What do those changes look like? Existing rules have been revised and some new rules have been added. Overall, Version 3.0 works to bring greater clarity and standardization to the rules, helping to make them more precise and easier to understand.

What does this mean in practical terms? Previously, merchants were simply required to conduct a penetration test, which is a serious effort by security experts to break into your systems and identify points of vulnerability in your network. But not every merchant knew what constituted a serious test. Some merchants reported results from free vulnerability scanning tools or “DIY” penetration tests – conducted by unqualified internal IT personnel – and these methods simply didn’t provide the kind of robust verification that the rule was created to enforce. These merchants had met the letter of the rule, but not the spirit, potentially opening themselves and their customers to data theft in the process.

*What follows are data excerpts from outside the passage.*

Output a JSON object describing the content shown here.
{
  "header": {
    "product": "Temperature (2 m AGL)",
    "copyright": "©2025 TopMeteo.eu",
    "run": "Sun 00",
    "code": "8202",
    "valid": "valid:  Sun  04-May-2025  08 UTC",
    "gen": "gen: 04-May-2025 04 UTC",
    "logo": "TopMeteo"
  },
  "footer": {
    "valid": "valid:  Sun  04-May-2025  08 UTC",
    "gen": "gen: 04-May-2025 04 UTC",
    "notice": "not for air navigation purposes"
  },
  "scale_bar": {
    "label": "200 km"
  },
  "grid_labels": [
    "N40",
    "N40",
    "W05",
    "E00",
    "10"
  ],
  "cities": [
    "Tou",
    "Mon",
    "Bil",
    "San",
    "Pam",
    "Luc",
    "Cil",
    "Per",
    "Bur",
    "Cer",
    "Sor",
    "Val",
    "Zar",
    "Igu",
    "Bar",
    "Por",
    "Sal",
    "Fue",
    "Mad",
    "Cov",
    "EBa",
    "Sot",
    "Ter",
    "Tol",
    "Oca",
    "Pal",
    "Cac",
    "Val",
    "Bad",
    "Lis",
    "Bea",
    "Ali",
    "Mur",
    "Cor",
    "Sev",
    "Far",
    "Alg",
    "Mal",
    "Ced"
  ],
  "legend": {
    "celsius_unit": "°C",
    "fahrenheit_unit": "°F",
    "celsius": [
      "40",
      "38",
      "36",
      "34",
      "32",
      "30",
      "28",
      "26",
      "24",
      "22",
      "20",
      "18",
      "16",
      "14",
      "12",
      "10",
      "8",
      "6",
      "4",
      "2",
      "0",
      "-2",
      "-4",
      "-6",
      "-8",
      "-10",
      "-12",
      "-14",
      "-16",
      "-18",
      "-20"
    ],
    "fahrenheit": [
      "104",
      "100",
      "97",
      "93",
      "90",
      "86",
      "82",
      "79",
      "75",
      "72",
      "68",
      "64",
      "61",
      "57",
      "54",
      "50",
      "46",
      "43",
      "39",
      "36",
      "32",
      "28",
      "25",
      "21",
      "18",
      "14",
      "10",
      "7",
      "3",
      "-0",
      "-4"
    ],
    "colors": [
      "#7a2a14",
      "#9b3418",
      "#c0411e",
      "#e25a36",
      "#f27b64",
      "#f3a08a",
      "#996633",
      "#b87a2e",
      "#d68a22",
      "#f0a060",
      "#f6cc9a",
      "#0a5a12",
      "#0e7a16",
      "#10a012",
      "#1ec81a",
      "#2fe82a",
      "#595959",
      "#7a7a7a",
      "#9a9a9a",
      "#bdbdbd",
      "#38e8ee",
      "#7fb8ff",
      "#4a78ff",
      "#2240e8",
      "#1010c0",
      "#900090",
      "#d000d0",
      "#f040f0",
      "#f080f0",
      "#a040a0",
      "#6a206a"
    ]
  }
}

In Version 3.0 of the PCI compliance guidelines, the rule specifies that merchants have to utilize a “generally accepted methodology” when conducting a penetration test. And while internal resources can be used for penetration testing, they must be properly qualified to conduct such testing.

Practical steps
What can you do today to ensure that you’re in compliance and prepare for the transition to Version 3.0?

First, talk to your acquiring bank – this is the entity that actually enforces PCI compliance guidelines on for your organization. If you’re breached and/or found to be out of compliance, you’ll be fined by your bank, not the card brands. (In fact, the card brands fine your bank, but your bank will likely pass the cost on to you.) Your bank likewise decides whether you must demonstrate compliance through a self-reporting questionnaire or full PCI compliance audit. Make sure to discuss your acquiring bank’s compliance expectations so you can stay on top of things.

Next, merchants who are currently using PCI DSS 2.0 should identify the controls they will have to update for 3.0 as soon as possible. Even if you’ve still got time to make the actual adjustments, be sure that you understand what you will need to do well before the new guidelines go into effect. If you don’t have a large security team, the PCI Security Standards Council’s website for small and medium-sized businesses also provides a wealth of resources to help smaller merchants get into genuine compliance more effectively.

While it may feel like another hoop to jump through at times, the PCI DSS can be a real asset to businesses. The rules provide useful standards for robust and practical data security. When put into place, the rules can help protect you and your customers, making security part of your day-to-day business.